Это какая-то параллельная реальность. Правда. Не может быть, чтобы всего случившегося со мной не было! Не может! Всё было по-настоящему! Реально! Все события. Чувства были реальными!
К выписке из больницы я уже уверенно стояла на ногах, правда, всё ещё с костылями. До снятия гипса была неделя, которую мне разрешили провести дома. Я была почти счастлива.
Возвращение в съёмную квартиру вибрировало ностальгией в сознании, не давая сосредоточиться ни на чём другом. Там я впервые столкнулась лицом к лицу с демоном, демоницей… С моей рогатой. Там мои отношения с Сэмом перешли в горизонтальную плоскость впервые… Там появилась впервые Лилит… Так много впервые…
Они не могут быть плодом моего воображения…
Но дома меня ждал неприятный сюрприз — Макс! Выставив его за дверь под причитания моей мамы, я попыталась улыбнуться:
— Простите. Я, правда, не хочу его видеть. Я не готова пока к выяснению отношений и драмам.
Едва выдохнув, я прошла в кухню, печальным взглядом осмотрев чистый пол без признаков каких-либо линий и пентаграмм, накрытый стол, бутылку моего любимого вина и...Буса…
— Мау-ау… — отозвался белоснежный комок, оторвавшись от миски с кормом и нарезая круги вокруг моих ног.
— Детка, ты в порядке? — голос матери звенел беспокойством.

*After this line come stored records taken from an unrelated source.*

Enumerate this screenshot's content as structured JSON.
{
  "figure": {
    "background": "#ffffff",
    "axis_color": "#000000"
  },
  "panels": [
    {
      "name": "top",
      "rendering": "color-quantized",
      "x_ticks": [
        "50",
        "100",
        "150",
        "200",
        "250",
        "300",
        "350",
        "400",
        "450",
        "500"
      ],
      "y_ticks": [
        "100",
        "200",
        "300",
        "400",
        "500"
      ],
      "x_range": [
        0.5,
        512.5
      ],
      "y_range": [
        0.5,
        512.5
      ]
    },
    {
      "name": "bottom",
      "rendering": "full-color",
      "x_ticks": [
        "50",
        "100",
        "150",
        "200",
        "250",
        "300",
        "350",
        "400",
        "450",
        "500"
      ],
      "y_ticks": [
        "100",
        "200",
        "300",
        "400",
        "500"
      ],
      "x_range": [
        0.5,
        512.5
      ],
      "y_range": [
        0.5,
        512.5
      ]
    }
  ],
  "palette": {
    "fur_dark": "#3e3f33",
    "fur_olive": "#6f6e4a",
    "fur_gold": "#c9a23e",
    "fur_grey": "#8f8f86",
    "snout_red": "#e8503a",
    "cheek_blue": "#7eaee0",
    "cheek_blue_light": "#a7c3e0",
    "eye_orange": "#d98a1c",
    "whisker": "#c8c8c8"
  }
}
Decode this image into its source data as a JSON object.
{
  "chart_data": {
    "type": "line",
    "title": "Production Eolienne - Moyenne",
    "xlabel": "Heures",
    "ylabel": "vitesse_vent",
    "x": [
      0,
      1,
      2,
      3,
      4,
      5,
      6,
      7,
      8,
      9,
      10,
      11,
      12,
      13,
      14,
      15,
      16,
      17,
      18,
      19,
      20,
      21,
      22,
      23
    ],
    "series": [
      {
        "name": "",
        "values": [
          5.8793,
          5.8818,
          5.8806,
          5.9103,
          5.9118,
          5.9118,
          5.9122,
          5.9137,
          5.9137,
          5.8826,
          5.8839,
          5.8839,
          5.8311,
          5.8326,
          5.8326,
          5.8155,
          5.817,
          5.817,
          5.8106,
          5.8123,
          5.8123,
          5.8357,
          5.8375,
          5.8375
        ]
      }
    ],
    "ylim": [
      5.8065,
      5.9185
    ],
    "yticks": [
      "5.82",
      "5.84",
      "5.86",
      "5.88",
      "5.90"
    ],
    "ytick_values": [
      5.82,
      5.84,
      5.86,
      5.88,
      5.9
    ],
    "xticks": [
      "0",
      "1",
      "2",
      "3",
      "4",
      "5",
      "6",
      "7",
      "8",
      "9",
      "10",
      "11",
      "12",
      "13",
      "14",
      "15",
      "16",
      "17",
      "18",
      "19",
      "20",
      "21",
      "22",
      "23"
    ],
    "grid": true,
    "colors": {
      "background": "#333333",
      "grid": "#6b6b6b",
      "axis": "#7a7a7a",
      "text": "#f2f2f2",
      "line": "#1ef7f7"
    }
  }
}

Я? Я не в порядке! Мой мир рухнул в одночасье…
— Это из-за кота?
— Уйдите! Просто уйдите! — воскликнула я, отбросив костыли и дохромав до стула. Опустилась на него с тяжёлым вздохом, попутно стаскивая обувь и куртку. Нужно будет в прихожую стул поставить… стоя я даже разуться не могу пока.
Несколько дней я большую часть времени рассматривала своего кота. Искала различия, страстно желая, чтобы это был другой белый кот. Не мой Бус, подобранный блохастым котёночком, а после эволюционировавший в Храна, а какой-то другой. Чужой. Просто похожий.